[Social life at Rome in the Age of Cicero by W. Warde Fowler]@TWC D-Link bookSocial life at Rome in the Age of Cicero CHAPTER VII 25/27
But towards the close of the Republican period those moral influences, as we have seen, were fast vanishing in the majority of families which possessed large numbers of slaves.
The common kind of slave in the city, who was not attached to his owner as was a man of culture like Tiro, had no moral standard except implicit obedience; the highest virtue was to obey orders diligently, and fear of punishment was the only sanction of his conduct.
The typical city slave, as he appears in Plautus, though by no means a miserable being without any enjoyment of life, is a liar and a thief, bent on overreaching, and destitute of a conscience[367]. We need but reflect that the slave must often have had to do vile things in the name of his one virtue, obedience, to realise that the poison was present, and ready to become active, in every Roman household.
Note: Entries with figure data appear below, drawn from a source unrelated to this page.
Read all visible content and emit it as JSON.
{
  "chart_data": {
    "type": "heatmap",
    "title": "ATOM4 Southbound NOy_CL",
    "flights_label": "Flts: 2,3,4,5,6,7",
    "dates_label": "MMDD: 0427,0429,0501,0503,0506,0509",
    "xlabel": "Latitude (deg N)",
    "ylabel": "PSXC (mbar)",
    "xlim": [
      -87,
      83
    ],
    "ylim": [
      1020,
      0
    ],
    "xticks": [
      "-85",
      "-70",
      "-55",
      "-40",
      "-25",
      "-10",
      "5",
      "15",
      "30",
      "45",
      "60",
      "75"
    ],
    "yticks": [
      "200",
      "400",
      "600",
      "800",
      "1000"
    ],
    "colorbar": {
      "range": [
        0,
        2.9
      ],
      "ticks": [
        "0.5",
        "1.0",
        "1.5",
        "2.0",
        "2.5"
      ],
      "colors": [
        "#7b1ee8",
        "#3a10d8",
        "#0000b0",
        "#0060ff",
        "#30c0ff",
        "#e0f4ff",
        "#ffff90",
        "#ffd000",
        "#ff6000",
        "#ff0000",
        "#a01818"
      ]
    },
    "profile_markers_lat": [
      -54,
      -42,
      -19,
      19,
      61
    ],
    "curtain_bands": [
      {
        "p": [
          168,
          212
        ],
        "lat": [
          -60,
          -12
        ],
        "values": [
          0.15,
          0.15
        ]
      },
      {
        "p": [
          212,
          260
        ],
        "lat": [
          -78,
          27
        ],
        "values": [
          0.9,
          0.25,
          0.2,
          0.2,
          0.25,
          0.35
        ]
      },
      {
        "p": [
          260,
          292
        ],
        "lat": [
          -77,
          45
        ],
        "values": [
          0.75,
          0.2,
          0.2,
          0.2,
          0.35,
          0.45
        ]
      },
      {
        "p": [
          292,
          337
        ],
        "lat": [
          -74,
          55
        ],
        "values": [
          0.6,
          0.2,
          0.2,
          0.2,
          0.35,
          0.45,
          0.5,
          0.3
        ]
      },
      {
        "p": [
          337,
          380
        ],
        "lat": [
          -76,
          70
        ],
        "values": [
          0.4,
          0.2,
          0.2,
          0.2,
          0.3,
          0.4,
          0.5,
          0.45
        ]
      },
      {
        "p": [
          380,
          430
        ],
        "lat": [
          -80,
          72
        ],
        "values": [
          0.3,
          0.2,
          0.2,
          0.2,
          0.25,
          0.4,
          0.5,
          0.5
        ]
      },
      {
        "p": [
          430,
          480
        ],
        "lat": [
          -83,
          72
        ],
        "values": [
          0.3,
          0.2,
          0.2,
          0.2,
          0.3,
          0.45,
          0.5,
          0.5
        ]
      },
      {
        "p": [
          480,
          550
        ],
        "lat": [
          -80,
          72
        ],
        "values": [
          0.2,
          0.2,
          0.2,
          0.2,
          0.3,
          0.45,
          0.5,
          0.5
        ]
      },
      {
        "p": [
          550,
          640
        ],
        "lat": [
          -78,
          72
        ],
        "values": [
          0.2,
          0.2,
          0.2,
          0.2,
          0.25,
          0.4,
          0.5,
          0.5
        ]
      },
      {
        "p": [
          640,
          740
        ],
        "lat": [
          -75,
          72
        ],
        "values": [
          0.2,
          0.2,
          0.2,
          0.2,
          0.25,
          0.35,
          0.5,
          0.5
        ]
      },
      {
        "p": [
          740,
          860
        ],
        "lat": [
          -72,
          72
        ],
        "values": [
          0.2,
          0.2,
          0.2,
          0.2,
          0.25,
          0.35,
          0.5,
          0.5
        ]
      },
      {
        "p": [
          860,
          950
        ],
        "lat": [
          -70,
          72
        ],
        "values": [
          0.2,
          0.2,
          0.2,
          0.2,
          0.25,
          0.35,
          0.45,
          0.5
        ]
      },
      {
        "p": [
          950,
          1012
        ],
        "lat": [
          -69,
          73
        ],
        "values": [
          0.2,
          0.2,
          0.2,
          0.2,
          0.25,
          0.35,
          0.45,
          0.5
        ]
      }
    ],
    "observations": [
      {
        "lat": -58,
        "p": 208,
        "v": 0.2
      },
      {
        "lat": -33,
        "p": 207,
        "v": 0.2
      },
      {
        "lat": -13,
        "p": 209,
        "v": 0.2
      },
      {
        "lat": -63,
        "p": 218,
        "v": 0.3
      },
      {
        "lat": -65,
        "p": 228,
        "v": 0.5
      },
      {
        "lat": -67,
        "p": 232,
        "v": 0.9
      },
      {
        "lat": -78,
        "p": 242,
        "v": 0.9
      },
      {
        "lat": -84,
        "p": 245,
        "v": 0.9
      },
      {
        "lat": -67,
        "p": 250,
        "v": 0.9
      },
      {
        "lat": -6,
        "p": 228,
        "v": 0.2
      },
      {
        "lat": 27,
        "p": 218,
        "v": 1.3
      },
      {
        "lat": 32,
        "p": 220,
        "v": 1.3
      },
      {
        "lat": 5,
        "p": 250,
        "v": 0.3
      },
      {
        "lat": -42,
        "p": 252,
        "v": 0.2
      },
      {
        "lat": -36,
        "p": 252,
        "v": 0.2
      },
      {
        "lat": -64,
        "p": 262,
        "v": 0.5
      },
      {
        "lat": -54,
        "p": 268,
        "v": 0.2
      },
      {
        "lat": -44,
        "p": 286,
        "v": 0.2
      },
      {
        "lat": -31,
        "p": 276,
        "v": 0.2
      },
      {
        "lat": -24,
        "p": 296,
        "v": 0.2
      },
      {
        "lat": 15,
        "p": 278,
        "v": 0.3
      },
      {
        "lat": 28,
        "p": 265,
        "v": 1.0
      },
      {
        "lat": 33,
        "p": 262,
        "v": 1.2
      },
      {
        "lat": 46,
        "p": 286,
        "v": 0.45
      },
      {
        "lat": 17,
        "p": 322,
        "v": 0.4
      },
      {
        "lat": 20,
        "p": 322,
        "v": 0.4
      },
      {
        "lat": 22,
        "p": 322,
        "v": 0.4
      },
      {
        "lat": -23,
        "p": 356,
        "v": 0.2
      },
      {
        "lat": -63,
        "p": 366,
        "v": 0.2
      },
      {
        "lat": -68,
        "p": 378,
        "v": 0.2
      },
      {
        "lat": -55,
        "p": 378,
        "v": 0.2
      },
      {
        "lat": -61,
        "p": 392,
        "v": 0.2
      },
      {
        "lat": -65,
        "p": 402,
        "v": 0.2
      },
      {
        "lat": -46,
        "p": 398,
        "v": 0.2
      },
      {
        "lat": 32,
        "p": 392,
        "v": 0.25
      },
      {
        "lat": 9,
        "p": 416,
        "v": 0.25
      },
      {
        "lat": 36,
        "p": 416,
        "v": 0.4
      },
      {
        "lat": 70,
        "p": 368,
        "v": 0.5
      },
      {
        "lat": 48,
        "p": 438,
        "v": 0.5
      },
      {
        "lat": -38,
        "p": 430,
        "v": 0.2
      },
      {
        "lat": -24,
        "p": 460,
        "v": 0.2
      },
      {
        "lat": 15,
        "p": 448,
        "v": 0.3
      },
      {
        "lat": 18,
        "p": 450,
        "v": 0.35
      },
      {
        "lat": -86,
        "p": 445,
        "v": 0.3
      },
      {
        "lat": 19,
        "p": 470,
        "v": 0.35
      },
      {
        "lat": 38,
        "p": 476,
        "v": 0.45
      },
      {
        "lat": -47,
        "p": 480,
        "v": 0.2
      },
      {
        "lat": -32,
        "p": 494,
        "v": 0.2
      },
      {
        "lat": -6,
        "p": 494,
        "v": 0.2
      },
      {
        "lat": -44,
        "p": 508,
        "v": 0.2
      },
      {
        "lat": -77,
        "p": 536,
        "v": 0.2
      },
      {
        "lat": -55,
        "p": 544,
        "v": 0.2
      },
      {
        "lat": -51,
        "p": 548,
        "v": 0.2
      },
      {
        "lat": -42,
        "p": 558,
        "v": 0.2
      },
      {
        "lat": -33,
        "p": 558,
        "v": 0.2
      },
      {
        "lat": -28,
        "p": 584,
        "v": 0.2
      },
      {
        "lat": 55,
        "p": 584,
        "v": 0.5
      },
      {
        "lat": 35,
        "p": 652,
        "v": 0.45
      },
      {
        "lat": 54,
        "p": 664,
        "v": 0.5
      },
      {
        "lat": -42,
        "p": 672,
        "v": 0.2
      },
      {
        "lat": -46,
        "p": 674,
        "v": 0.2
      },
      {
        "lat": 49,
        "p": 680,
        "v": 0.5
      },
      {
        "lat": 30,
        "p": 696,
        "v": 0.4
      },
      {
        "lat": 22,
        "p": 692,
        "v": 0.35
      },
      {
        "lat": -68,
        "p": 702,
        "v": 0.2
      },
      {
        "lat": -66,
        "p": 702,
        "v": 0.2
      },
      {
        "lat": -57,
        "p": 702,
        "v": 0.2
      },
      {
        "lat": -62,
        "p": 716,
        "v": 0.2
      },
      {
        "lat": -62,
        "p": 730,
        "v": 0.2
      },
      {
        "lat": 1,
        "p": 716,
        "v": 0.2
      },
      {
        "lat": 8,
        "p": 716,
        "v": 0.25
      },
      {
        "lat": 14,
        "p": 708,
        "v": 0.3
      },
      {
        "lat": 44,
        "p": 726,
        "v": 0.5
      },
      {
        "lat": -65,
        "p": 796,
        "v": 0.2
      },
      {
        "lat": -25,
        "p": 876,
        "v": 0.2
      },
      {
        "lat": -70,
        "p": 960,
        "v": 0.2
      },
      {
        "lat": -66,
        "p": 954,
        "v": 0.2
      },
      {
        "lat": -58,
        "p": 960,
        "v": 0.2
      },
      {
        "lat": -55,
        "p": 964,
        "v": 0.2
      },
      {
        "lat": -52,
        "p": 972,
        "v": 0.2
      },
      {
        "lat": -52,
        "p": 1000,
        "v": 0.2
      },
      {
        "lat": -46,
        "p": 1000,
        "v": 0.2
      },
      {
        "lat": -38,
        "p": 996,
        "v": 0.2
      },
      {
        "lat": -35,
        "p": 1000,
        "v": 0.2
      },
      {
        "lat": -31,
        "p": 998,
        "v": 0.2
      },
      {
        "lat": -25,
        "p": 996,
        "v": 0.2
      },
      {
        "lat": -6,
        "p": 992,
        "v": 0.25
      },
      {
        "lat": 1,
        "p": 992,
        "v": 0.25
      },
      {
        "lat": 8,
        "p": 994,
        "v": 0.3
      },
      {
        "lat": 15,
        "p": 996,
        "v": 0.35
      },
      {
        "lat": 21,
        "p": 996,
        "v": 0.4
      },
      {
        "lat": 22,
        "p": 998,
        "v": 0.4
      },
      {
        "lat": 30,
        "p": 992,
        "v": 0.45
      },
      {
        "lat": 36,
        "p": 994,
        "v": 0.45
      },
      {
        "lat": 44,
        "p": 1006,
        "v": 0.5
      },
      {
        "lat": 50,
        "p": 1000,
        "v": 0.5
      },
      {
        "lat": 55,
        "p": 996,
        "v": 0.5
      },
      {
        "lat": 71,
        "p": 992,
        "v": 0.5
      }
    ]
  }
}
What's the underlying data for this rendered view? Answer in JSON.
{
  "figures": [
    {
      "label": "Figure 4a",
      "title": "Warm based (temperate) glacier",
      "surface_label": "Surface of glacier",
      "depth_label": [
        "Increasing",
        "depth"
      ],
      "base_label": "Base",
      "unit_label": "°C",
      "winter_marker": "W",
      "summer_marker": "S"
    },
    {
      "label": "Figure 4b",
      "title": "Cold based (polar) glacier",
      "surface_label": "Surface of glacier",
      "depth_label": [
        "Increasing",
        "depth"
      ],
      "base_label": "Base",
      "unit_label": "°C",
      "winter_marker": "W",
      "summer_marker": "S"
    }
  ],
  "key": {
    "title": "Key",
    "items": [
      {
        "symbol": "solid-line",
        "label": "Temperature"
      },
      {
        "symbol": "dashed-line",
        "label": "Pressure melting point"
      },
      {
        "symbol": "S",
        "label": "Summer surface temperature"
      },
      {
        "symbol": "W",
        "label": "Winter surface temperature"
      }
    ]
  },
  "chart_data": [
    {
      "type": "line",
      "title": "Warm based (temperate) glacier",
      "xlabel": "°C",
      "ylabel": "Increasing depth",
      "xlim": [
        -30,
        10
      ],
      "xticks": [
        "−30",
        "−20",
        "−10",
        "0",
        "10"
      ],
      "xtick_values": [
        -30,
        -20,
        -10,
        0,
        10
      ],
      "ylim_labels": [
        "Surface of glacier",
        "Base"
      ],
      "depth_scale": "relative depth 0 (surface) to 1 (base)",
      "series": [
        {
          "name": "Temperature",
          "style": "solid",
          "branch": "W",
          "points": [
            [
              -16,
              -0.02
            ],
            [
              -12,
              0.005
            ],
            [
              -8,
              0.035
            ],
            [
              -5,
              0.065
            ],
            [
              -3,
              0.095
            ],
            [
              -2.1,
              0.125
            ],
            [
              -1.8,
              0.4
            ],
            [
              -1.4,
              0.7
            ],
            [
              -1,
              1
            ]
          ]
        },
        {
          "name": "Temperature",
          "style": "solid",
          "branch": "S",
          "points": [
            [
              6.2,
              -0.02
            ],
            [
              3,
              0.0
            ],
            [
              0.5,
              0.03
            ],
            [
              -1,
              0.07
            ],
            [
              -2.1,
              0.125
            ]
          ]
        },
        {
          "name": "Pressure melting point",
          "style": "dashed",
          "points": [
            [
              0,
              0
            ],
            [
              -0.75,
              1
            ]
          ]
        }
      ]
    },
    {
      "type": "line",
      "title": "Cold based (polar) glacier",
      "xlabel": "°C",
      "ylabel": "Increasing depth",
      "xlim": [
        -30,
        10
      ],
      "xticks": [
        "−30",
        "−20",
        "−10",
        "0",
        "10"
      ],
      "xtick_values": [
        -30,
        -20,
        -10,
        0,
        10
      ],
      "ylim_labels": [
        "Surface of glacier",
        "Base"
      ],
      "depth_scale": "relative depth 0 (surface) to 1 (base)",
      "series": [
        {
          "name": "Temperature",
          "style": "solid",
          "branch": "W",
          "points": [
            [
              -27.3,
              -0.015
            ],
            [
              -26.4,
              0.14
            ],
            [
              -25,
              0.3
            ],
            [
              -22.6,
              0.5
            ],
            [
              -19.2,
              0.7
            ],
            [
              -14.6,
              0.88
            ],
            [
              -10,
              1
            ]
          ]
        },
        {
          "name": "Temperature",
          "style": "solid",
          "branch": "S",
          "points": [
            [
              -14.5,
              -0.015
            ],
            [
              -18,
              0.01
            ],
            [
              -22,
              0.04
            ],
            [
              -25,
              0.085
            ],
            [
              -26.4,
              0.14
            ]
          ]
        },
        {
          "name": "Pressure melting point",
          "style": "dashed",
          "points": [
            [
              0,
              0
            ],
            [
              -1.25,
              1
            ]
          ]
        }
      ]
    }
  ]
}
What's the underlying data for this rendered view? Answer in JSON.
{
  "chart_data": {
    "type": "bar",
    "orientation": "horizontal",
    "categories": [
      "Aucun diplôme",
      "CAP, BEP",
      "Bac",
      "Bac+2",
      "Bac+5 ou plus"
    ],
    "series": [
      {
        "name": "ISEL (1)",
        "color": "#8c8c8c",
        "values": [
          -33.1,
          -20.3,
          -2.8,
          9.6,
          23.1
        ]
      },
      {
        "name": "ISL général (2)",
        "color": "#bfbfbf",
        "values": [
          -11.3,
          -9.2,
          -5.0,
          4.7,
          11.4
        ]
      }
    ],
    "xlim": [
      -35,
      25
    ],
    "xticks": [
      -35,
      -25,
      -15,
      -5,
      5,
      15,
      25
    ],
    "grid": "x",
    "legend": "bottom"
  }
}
"Nec turpe est quod dominus iubet."[368] On the latifundia in the country the master was himself seldom resident, and the slaves were under the control of one or more of their own kind, promoted for good conduct and capacity.
The slaves of the great sheep and cattle farms were, as we saw, of the wildest sort, and we may judge of their morality by the story of the Sicilian slave-owner who, when his slaves complained that they were insufficiently clothed, told them that the remedy was to rob the travellers they fell in with.[369] The _ergastula_, where slaves were habitually chained and treated like beasts, were sowing the seeds of permanent moral contamination in Italy.[370] But on the smaller estates of olive-yard and vineyard their condition was better, and a humane owner who chose his overseers carefully might possibly reproduce something of the old feeling of participation in the life as well as the industry of the economic unit.